Of course...there's all that shopping to do for the upgrades.

*salivates* Mmmm...upgrades...

I'll never forget the day my mom looked at her giant Pleco, Rosco, and saw that he couldn't turn around well in her 50 gallon.

Me: So...are you going to give him away? I love Rosco.
Mom: I could do that....or I could get a 99 gallon tank instead.
Me: ...
Mom: Who wants to go to the fish store?


----------



## Scienceluvr8 (May 17, 2009)

Wow, that must be really nice to have someone at hand who is so knowledgeable about fish!


----------



## dramaqueen (Jul 7, 2008)

I agree.


----------



## PenninInk (Aug 4, 2009)

Most definitely.
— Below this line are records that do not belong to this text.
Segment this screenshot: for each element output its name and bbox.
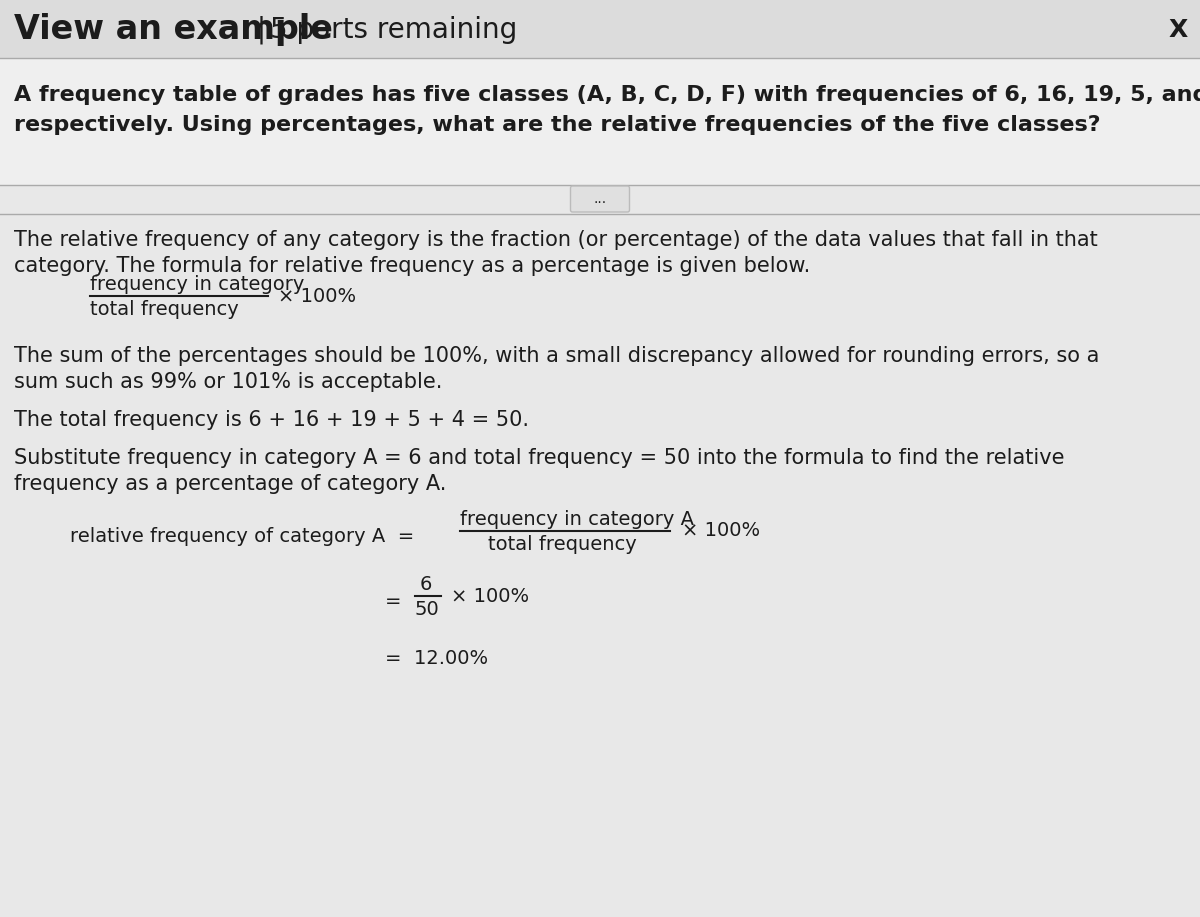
Text: total frequency: total frequency xyxy=(488,535,637,554)
Text: 5 parts remaining: 5 parts remaining xyxy=(270,16,517,44)
Text: =: = xyxy=(385,592,402,612)
Text: The sum of the percentages should be 100%, with a small discrepancy allowed for : The sum of the percentages should be 100… xyxy=(14,346,1099,366)
Text: category. The formula for relative frequency as a percentage is given below.: category. The formula for relative frequ… xyxy=(14,256,810,276)
FancyBboxPatch shape xyxy=(570,186,630,212)
Text: × 100%: × 100% xyxy=(451,587,529,605)
Text: relative frequency of category A  =: relative frequency of category A = xyxy=(70,527,414,547)
Text: sum such as 99% or 101% is acceptable.: sum such as 99% or 101% is acceptable. xyxy=(14,372,443,392)
Text: View an example: View an example xyxy=(14,14,332,47)
Text: The total frequency is 6 + 16 + 19 + 5 + 4 = 50.: The total frequency is 6 + 16 + 19 + 5 +… xyxy=(14,410,529,430)
Text: |: | xyxy=(248,16,275,44)
Text: ...: ... xyxy=(594,192,606,206)
Text: total frequency: total frequency xyxy=(90,300,239,319)
Text: 50: 50 xyxy=(415,600,439,619)
Text: A frequency table of grades has five classes (A, B, C, D, F) with frequencies of: A frequency table of grades has five cla… xyxy=(14,85,1200,105)
Text: frequency in category A: frequency in category A xyxy=(460,510,694,529)
Text: × 100%: × 100% xyxy=(682,522,760,540)
Text: respectively. Using percentages, what are the relative frequencies of the five c: respectively. Using percentages, what ar… xyxy=(14,115,1100,135)
Text: × 100%: × 100% xyxy=(278,286,356,305)
FancyBboxPatch shape xyxy=(0,0,1200,58)
Text: Substitute frequency in category A = 6 and total frequency = 50 into the formula: Substitute frequency in category A = 6 a… xyxy=(14,448,1064,468)
Text: The relative frequency of any category is the fraction (or percentage) of the da: The relative frequency of any category i… xyxy=(14,230,1098,250)
Text: X: X xyxy=(1169,18,1188,42)
FancyBboxPatch shape xyxy=(0,58,1200,185)
Text: frequency in category: frequency in category xyxy=(90,275,305,294)
Text: =  12.00%: = 12.00% xyxy=(385,649,488,668)
Text: frequency as a percentage of category A.: frequency as a percentage of category A. xyxy=(14,474,446,494)
Text: 6: 6 xyxy=(420,575,432,594)
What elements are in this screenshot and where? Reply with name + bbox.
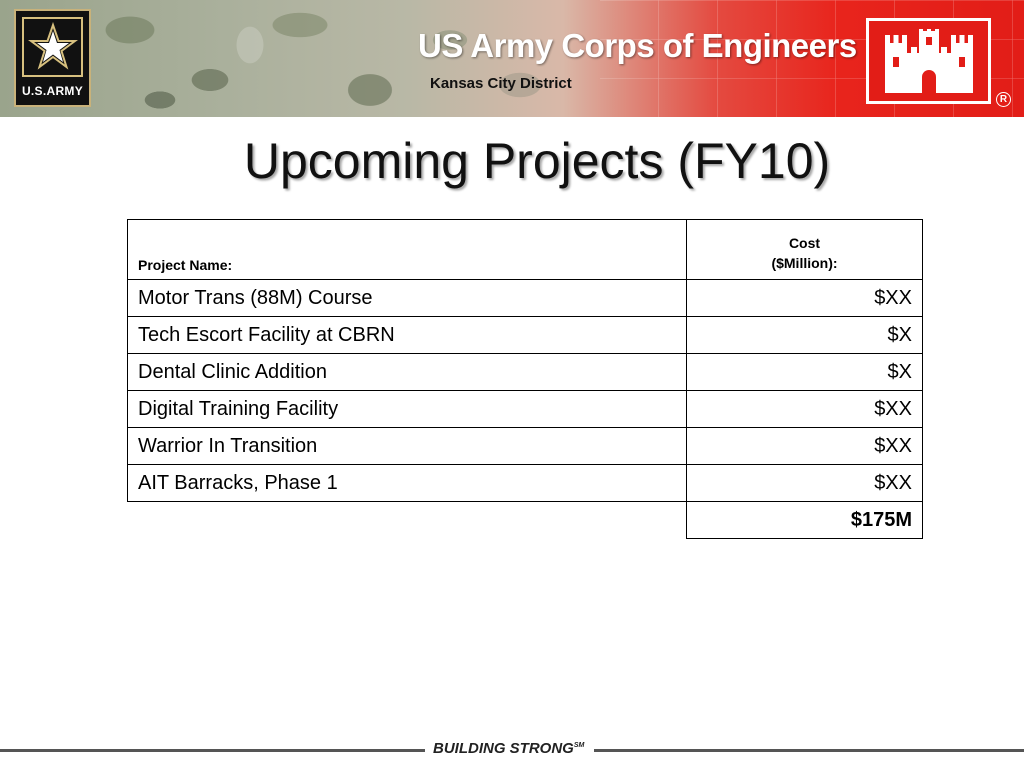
- project-name-cell: Warrior In Transition: [127, 427, 687, 465]
- organization-title: US Army Corps of Engineers: [418, 27, 857, 64]
- service-mark: SM: [573, 742, 585, 749]
- project-cost-cell: $XX: [686, 427, 923, 465]
- table-row: AIT Barracks, Phase 1 $XX: [127, 464, 923, 502]
- camo-pattern: [0, 0, 640, 117]
- footer-rule-right: [594, 749, 1024, 752]
- project-cost-cell: $XX: [686, 279, 923, 317]
- table-header-row: Project Name: Cost ($Million):: [127, 219, 923, 280]
- project-cost-cell: $X: [686, 316, 923, 354]
- project-cost-cell: $X: [686, 353, 923, 391]
- castle-icon: [866, 18, 991, 104]
- total-spacer-cell: [128, 502, 687, 539]
- column-header-cost: Cost ($Million):: [686, 219, 923, 280]
- table-row: Warrior In Transition $XX: [127, 427, 923, 465]
- project-name-cell: AIT Barracks, Phase 1: [127, 464, 687, 502]
- table-total-row: $175M: [128, 501, 923, 539]
- project-name-cell: Motor Trans (88M) Course: [127, 279, 687, 317]
- footer-tagline: BUILDING STRONGSM: [433, 740, 584, 757]
- army-logo-text: U.S.ARMY: [21, 84, 84, 98]
- tagline-text: BUILDING STRONG: [433, 740, 574, 757]
- column-header-project-name: Project Name:: [127, 219, 687, 280]
- table-row: Dental Clinic Addition $X: [127, 353, 923, 391]
- registered-mark: R: [996, 92, 1011, 107]
- cost-header-line1: Cost: [788, 235, 821, 251]
- project-name-cell: Tech Escort Facility at CBRN: [127, 316, 687, 354]
- total-cost-cell: $175M: [686, 501, 923, 539]
- table-row: Digital Training Facility $XX: [127, 390, 923, 428]
- project-name-cell: Dental Clinic Addition: [127, 353, 687, 391]
- header-banner: U.S.ARMY US Army Corps of Engineers Kans…: [0, 0, 1024, 117]
- projects-table: Project Name: Cost ($Million): Motor Tra…: [127, 219, 923, 539]
- table-row: Tech Escort Facility at CBRN $X: [127, 316, 923, 354]
- page-title: Upcoming Projects (FY10): [243, 133, 831, 189]
- project-cost-cell: $XX: [686, 390, 923, 428]
- district-name: Kansas City District: [430, 75, 572, 92]
- footer-rule-left: [0, 749, 425, 752]
- table-row: Motor Trans (88M) Course $XX: [127, 279, 923, 317]
- army-star-icon: [22, 17, 83, 77]
- project-name-cell: Digital Training Facility: [127, 390, 687, 428]
- footer: BUILDING STRONGSM: [0, 738, 1024, 762]
- us-army-logo: U.S.ARMY: [14, 9, 91, 107]
- cost-header-line2: ($Million):: [771, 255, 838, 271]
- project-cost-cell: $XX: [686, 464, 923, 502]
Anytime I have a question about Bianco or his tank, I just have to call downstairs.

"Mooom? Can you show me how to properly administer a salt bath?"

"Mooom? Could you help me change Bianco's water?"
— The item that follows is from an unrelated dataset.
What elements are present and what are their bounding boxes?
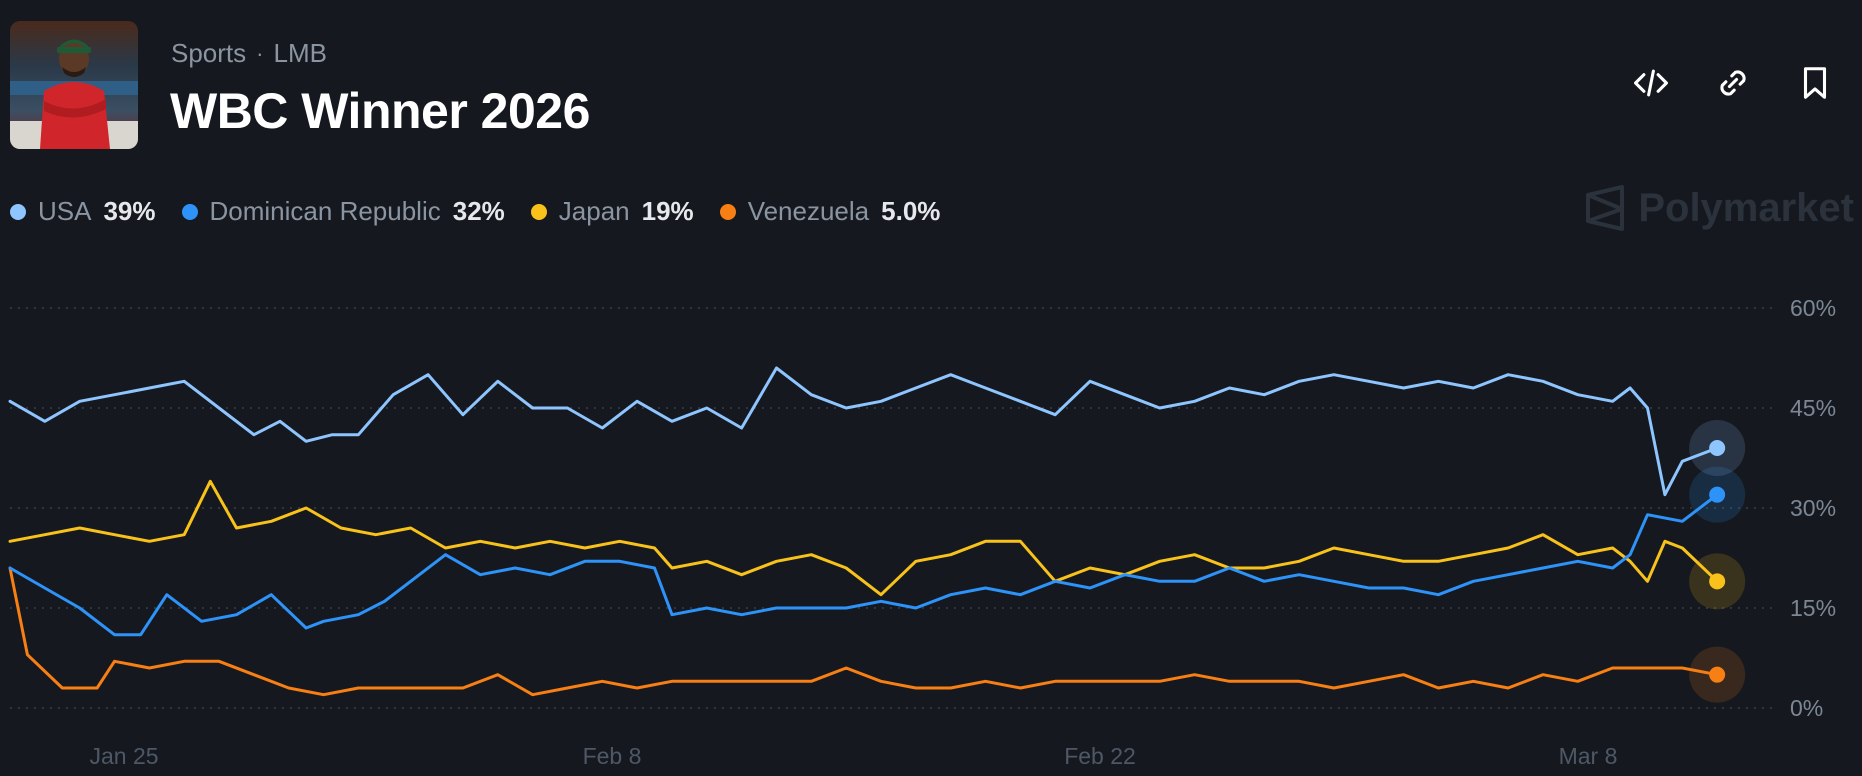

And then she's all, "What saturation would you like? Do you have standing water at hand? Don't forget to check your tank's levels!"

The day mom showed my sister and I how to properly measure water in the test tubes, and then to compare our results against the chemical charts, was like a rite of passage. And that's just one facet of our animal education. We've had instruction in breeding, hatching and nursing birds, maintaining rodents, proper snake and lizard hygiene practices, pilling dogs and cats, and endless cleaning of cages, litter boxes, front yards, wood shavings and food dishes.

I had a very full childhood. ^.^


----------



## Eolith (Aug 4, 2009)

Lol, that's neat. My dad sort of showed me the fish-keeping ropes... but he hasn't got fish any more. It'll just be me on my lonesome. I've definitely had a very pet-filled childhood as well. I've always loved it. We had a turtle at one time, three guinea pigs, a rabbit, lots of fish, three hermit crabs, three dogs (two still alive and kicking), and two horses.

Being raised like that, you can imagine how impossible it would be for me not to have a pet to love and look after. Thus, the betta who will be accompanying me to college. ^_^

Anywho, I just realized today that I accidentally ordered two 33 oz things of aquarium salt. >_< That'll probably be enough to last me a while.


----------



## Vikki81207 (May 27, 2009)

Yep, at least you got it, lol.


----------



## rb500 (Jul 12, 2009)

Haha, I love animals, but I've had to learn it all myself. My parents are divorced, my dad is one of the people that seems to know a little about everything and my mom doesn't lol. But I live with my mom and she hates taking care of animals so its all me.


----------